Additional Data Sources/Types
Contemporary and future governance programs will have to come to terms with a substantial increase in the sources and types of data. In particular, programs must contend with the emergence of mobile technologies and the BYOB (Bring Your Own Device (BYOD) phenomenon, social media, and Big Data in a uniform way in which governance policies are adhered to. The degree to which they do so and the most effective means of implementing policy may prove surprising:
- Mobile: The convenience and functionality of tablet devices and smart phones encourages the sort of autonomy which can override governance—without the proper policies implemented. Regardless of location or device used, any data accessed or altered from an enterprise account are subject to governance, as are organizational data accessed from personal accounts. Data quality tools can assist in ensuring that enterprise data has not been compromised by remote use, while stewardship and IT monitoring can help to reduce the usage of policy infringement as well.
- Social Media: Governance concerns for data generated from social media sites are related to both mobile technologies and Big Data, as they are accessible through the former and can constitute facets of the latter. Text, search tools, and semantics technologies can render social media data into forms in which governance policies can be applied, while quality techniques for structured and unstructured data can help ensure conformity as well.

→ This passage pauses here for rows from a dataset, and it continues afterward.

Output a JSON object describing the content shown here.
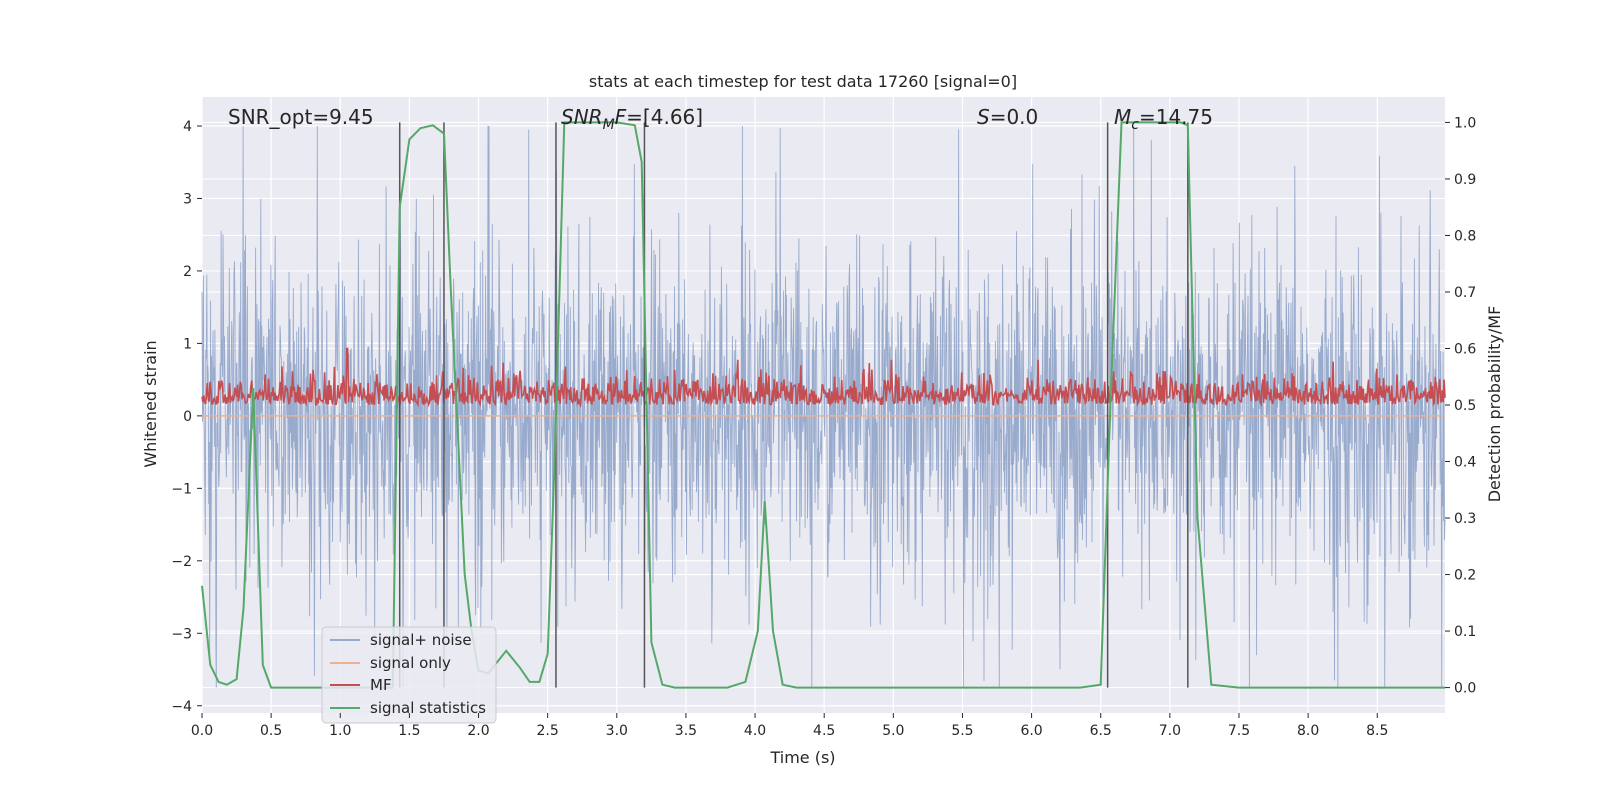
{
  "figure": {
    "title": "stats at each timestep for test data 17260 [signal=0]",
    "xlabel": "Time (s)",
    "ylabel_left": "Whitened strain",
    "ylabel_right": "Detection probability/MF",
    "annotations": {
      "snr_opt": "SNR_opt=9.45",
      "snr_mf_sym": "SNR",
      "snr_mf_sub": "M",
      "snr_mf_sym2": "F",
      "snr_mf_val": "=[4.66]",
      "s_sym": "S",
      "s_val": "=0.0",
      "mc_sym": "M",
      "mc_sub": "c",
      "mc_val": "=14.75"
    }
  },
  "colors": {
    "background": "#eaeaf2",
    "grid": "#ffffff",
    "signal_noise": "#99abcd",
    "signal_only": "#eeb08e",
    "mf": "#c44e52",
    "signal_statistics": "#55a868",
    "markers": "#555555"
  },
  "chart_data": {
    "type": "line",
    "xlim": [
      0.0,
      8.99
    ],
    "ylim_left": [
      -4.1,
      4.4
    ],
    "ylim_right": [
      -0.045,
      1.045
    ],
    "x_ticks": [
      "0.0",
      "0.5",
      "1.0",
      "1.5",
      "2.0",
      "2.5",
      "3.0",
      "3.5",
      "4.0",
      "4.5",
      "5.0",
      "5.5",
      "6.0",
      "6.5",
      "7.0",
      "7.5",
      "8.0",
      "8.5"
    ],
    "y_left_ticks": [
      "4",
      "3",
      "2",
      "1",
      "0",
      "−1",
      "−2",
      "−3",
      "−4"
    ],
    "y_right_ticks": [
      "1.0",
      "0.9",
      "0.8",
      "0.7",
      "0.6",
      "0.5",
      "0.4",
      "0.3",
      "0.2",
      "0.1",
      "0.0"
    ],
    "legend": {
      "location": "lower-left",
      "entries": [
        "signal+ noise",
        "signal only",
        "MF",
        "signal statistics"
      ]
    },
    "series": [
      {
        "name": "signal+ noise",
        "description_axis": "left",
        "envelope": {
          "typical_abs": 1.5,
          "peak_abs": 4.0
        }
      },
      {
        "name": "signal only",
        "axis": "left",
        "values_constant": 0.0
      },
      {
        "name": "MF",
        "axis": "right",
        "baseline": 0.5,
        "range": [
          0.5,
          0.58
        ],
        "spike": {
          "x": 1.05,
          "y": 0.6
        }
      },
      {
        "name": "signal statistics",
        "axis": "right",
        "x": [
          0.0,
          0.06,
          0.12,
          0.18,
          0.25,
          0.3,
          0.37,
          0.44,
          0.5,
          0.6,
          0.8,
          1.0,
          1.2,
          1.38,
          1.43,
          1.5,
          1.58,
          1.67,
          1.75,
          1.8,
          1.86,
          1.9,
          1.95,
          2.0,
          2.07,
          2.2,
          2.3,
          2.37,
          2.44,
          2.5,
          2.55,
          2.62,
          2.7,
          2.8,
          3.0,
          3.13,
          3.18,
          3.25,
          3.33,
          3.42,
          3.6,
          3.8,
          3.93,
          4.02,
          4.07,
          4.13,
          4.2,
          4.3,
          4.6,
          5.0,
          5.5,
          6.0,
          6.35,
          6.5,
          6.57,
          6.65,
          6.8,
          7.0,
          7.08,
          7.13,
          7.2,
          7.3,
          7.5,
          8.0,
          8.5,
          8.99
        ],
        "y": [
          0.18,
          0.04,
          0.01,
          0.005,
          0.015,
          0.14,
          0.53,
          0.04,
          0.0,
          0.0,
          0.0,
          0.0,
          0.0,
          0.0,
          0.85,
          0.97,
          0.99,
          0.995,
          0.98,
          0.7,
          0.4,
          0.2,
          0.1,
          0.03,
          0.025,
          0.065,
          0.035,
          0.01,
          0.01,
          0.06,
          0.4,
          1.0,
          1.0,
          1.0,
          1.0,
          0.995,
          0.93,
          0.08,
          0.005,
          0.0,
          0.0,
          0.0,
          0.01,
          0.1,
          0.33,
          0.1,
          0.005,
          0.0,
          0.0,
          0.0,
          0.0,
          0.0,
          0.0,
          0.005,
          0.5,
          1.0,
          1.0,
          1.0,
          1.0,
          0.995,
          0.3,
          0.005,
          0.0,
          0.0,
          0.0,
          0.0
        ]
      }
    ],
    "vertical_markers_x": [
      1.43,
      1.75,
      2.56,
      3.2,
      6.55,
      7.13
    ]
  }
}
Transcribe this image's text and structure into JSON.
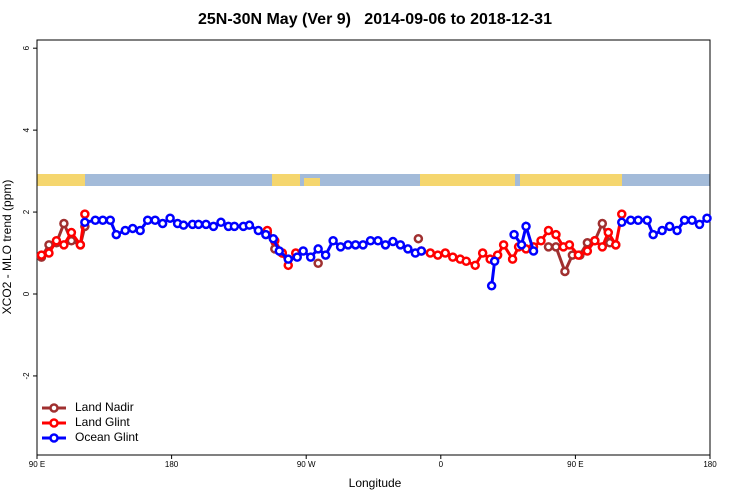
{
  "chart_data": {
    "type": "line",
    "title": "25N-30N May (Ver 9)   2014-09-06 to 2018-12-31",
    "x_label": "Longitude",
    "y_label": "XCO2 - MLO trend (ppm)",
    "xlim": [
      90,
      540
    ],
    "xticks": [
      {
        "value": 90,
        "label": "90 E"
      },
      180,
      {
        "value": 270,
        "label": "90 W"
      },
      {
        "value": 360,
        "label": "0"
      },
      {
        "value": 450,
        "label": "90 E"
      },
      {
        "value": 540,
        "label": "180"
      }
    ],
    "ylim": [
      -3.93,
      6.2
    ],
    "yticks": [
      -2,
      0,
      2,
      4,
      6
    ],
    "legend": "bottom-left",
    "series": [
      {
        "name": "Land Nadir",
        "color": "#a03030",
        "x": [
          93,
          98,
          103,
          108,
          113,
          119,
          122,
          200,
          244,
          249,
          254,
          266,
          278,
          300,
          345,
          400,
          432,
          437,
          443,
          448,
          453,
          458,
          463,
          468,
          473,
          477
        ],
        "values": [
          0.9,
          1.2,
          1.25,
          1.72,
          1.3,
          1.2,
          1.65,
          null,
          1.5,
          1.1,
          1.0,
          null,
          0.75,
          null,
          1.35,
          null,
          1.15,
          1.15,
          0.55,
          0.95,
          0.95,
          1.25,
          1.3,
          1.72,
          1.25,
          1.2
        ]
      },
      {
        "name": "Land Glint",
        "color": "#ff0000",
        "x": [
          93,
          98,
          103,
          108,
          113,
          119,
          122,
          200,
          244,
          249,
          254,
          258,
          263,
          300,
          347,
          353,
          358,
          363,
          368,
          373,
          377,
          383,
          388,
          393,
          398,
          402,
          408,
          412,
          417,
          422,
          427,
          432,
          437,
          442,
          446,
          452,
          458,
          463,
          468,
          472,
          477,
          481
        ],
        "values": [
          0.95,
          1.0,
          1.3,
          1.2,
          1.5,
          1.2,
          1.95,
          null,
          1.55,
          1.3,
          1.0,
          0.7,
          1.0,
          null,
          1.05,
          1.0,
          0.95,
          1.0,
          0.9,
          0.85,
          0.8,
          0.7,
          1.0,
          0.85,
          0.95,
          1.2,
          0.85,
          1.15,
          1.1,
          1.15,
          1.3,
          1.55,
          1.45,
          1.15,
          1.2,
          0.95,
          1.05,
          1.3,
          1.15,
          1.5,
          1.2,
          1.95
        ]
      },
      {
        "name": "Ocean Glint",
        "color": "#0000ff",
        "x": [
          122,
          129,
          134,
          139,
          143,
          149,
          154,
          159,
          164,
          169,
          174,
          179,
          184,
          188,
          194,
          198,
          203,
          208,
          213,
          218,
          222,
          228,
          232,
          238,
          243,
          248,
          252,
          258,
          264,
          268,
          273,
          278,
          283,
          288,
          293,
          298,
          303,
          308,
          313,
          318,
          323,
          328,
          333,
          338,
          343,
          347,
          370,
          394,
          396,
          403,
          409,
          414,
          417,
          422,
          450,
          481,
          487,
          492,
          498,
          502,
          508,
          513,
          518,
          523,
          528,
          533,
          538
        ],
        "values": [
          1.75,
          1.8,
          1.8,
          1.8,
          1.45,
          1.55,
          1.6,
          1.55,
          1.8,
          1.8,
          1.72,
          1.85,
          1.72,
          1.68,
          1.7,
          1.7,
          1.7,
          1.65,
          1.75,
          1.65,
          1.65,
          1.65,
          1.68,
          1.55,
          1.45,
          1.35,
          1.05,
          0.85,
          0.9,
          1.05,
          0.9,
          1.1,
          0.95,
          1.3,
          1.15,
          1.2,
          1.2,
          1.2,
          1.3,
          1.3,
          1.2,
          1.28,
          1.2,
          1.1,
          1.0,
          1.05,
          null,
          0.2,
          0.8,
          null,
          1.45,
          1.2,
          1.65,
          1.05,
          null,
          1.75,
          1.8,
          1.8,
          1.8,
          1.45,
          1.55,
          1.65,
          1.55,
          1.8,
          1.8,
          1.7,
          1.85
        ]
      }
    ]
  }
}
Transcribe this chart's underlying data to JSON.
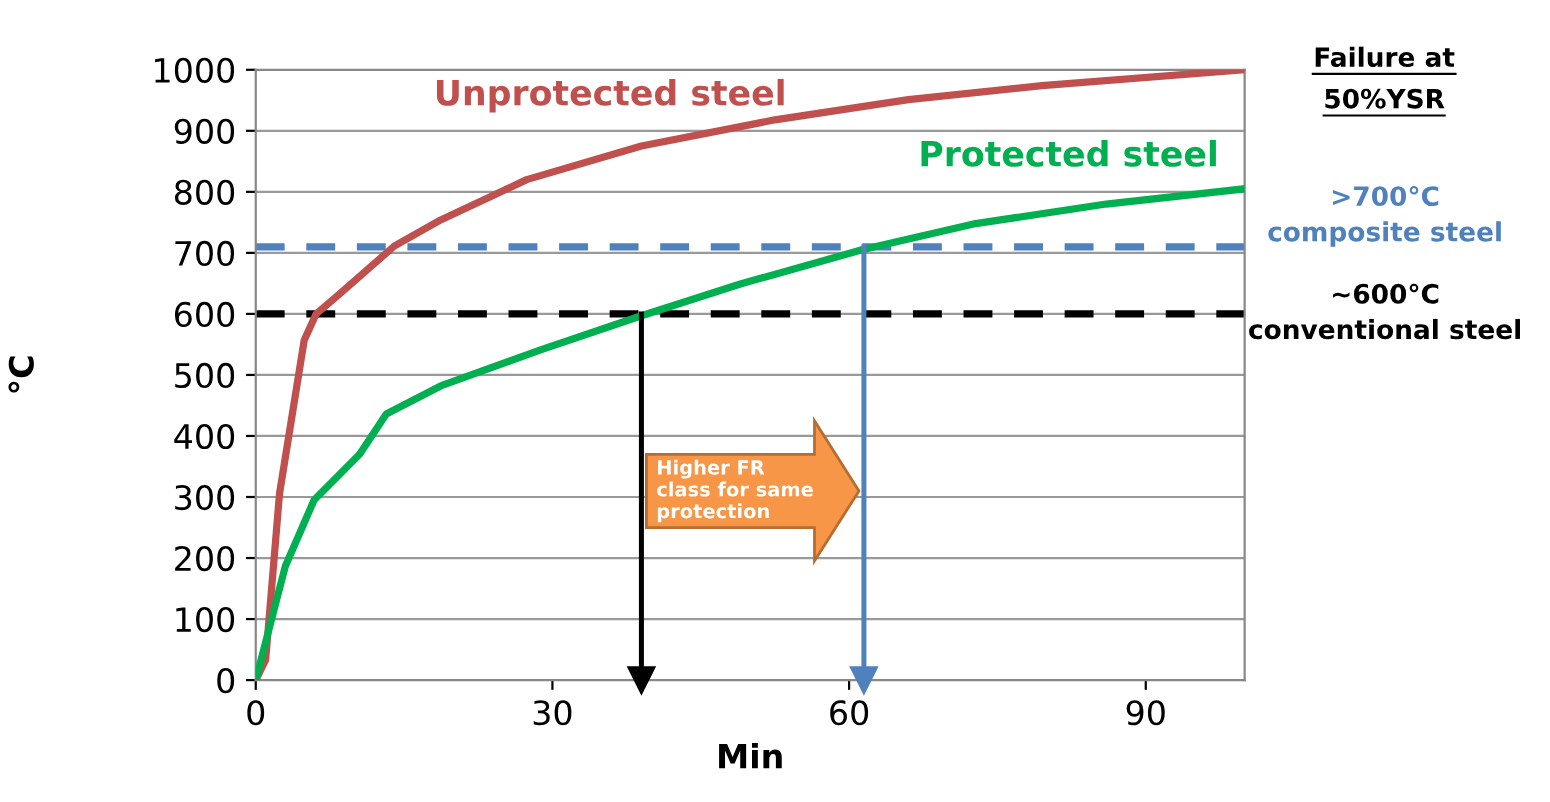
{
  "chart_data": {
    "type": "line",
    "xlabel": "Min",
    "ylabel": "°C",
    "xlim": [
      0,
      100
    ],
    "ylim": [
      0,
      1000
    ],
    "xticks": [
      0,
      30,
      60,
      90
    ],
    "yticks": [
      0,
      100,
      200,
      300,
      400,
      500,
      600,
      700,
      800,
      900,
      1000
    ],
    "grid": "y",
    "legend": false,
    "marker": "none",
    "line_style": "solid",
    "series": [
      {
        "name": "Unprotected steel",
        "color": "#c0504d",
        "x": [
          0,
          1,
          2.4,
          4.9,
          6.1,
          8.5,
          14,
          18.7,
          27.4,
          39,
          52.5,
          66,
          79.5,
          100
        ],
        "values": [
          0,
          33,
          305,
          557,
          600,
          633,
          711,
          754,
          820,
          875,
          918,
          951,
          974,
          1000
        ]
      },
      {
        "name": "Protected steel",
        "color": "#00b050",
        "x": [
          0,
          3,
          5.9,
          10.5,
          13.2,
          18.7,
          28.8,
          39,
          49,
          61.3,
          72.8,
          86,
          100
        ],
        "values": [
          0,
          187,
          295,
          370,
          436,
          482,
          541,
          597,
          649,
          705,
          748,
          780,
          805
        ]
      },
      {
        "color": "#000000",
        "marker": "triangle",
        "x": [
          39,
          39
        ],
        "values": [
          600,
          0
        ]
      },
      {
        "color": "#4f81bd",
        "marker": "triangle",
        "x": [
          61.5,
          61.5
        ],
        "values": [
          710,
          0
        ]
      }
    ],
    "ref_lines": [
      {
        "axis": "y",
        "value": 710,
        "label": ">700°C\ncomposite steel",
        "color": "#4f81bd",
        "line_style": "dashed"
      },
      {
        "axis": "y",
        "value": 600,
        "label": "~600°C\nconventional steel",
        "color": "#000000",
        "line_style": "dashed"
      }
    ],
    "annotations": [
      "Failure at\n50%YSR",
      "Higher FR\nclass for same\nprotection"
    ]
  }
}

- Big Data: A recent Gartner survey found that “buyers place…little emphasis on support for Big Data issues when selecting data quality tools and vendors; and we predict that, through 2016, 25% of organizations using consumer data will risk damage to their reputations because of their inadequate understanding of information trust issues.” Implementing data quality tools for Big Data Governance is an effective means of augmenting trust strategies which are largely based on sources of Big Data.
Regulatory issues at the industry, local, and even international level can dictate the lifecycle management and retention factors of various Data Governance policies. Policies must mandate who has access to such data and for how long, as well as when it is prudent to shift repository or storage facilities for data. Issues of discovery can complicate this process and should be thoroughly researched by legal teams. Organizations should also determine which metadata are relevant and which can be deleted during different stages of the lifecycle process.
The Future Revealed
The Data Management landscape is changing extremely rapidly, and it is necessary for Data Governance to evolve with it so that organizations can continue to derive value from it and attain competitive advantage by doing so. This latter facet of the implications for governance is probably the most vital to its future – governance policies must be designed around enhancing the business. Once this is so, the specific technologies for accessing and utilizing data – whether they involve the Cloud, Big Data, Small Data, mobile or social media – can be aligned to facilitate that value, along with inherent organizational structuring (synthesizing IT and the business).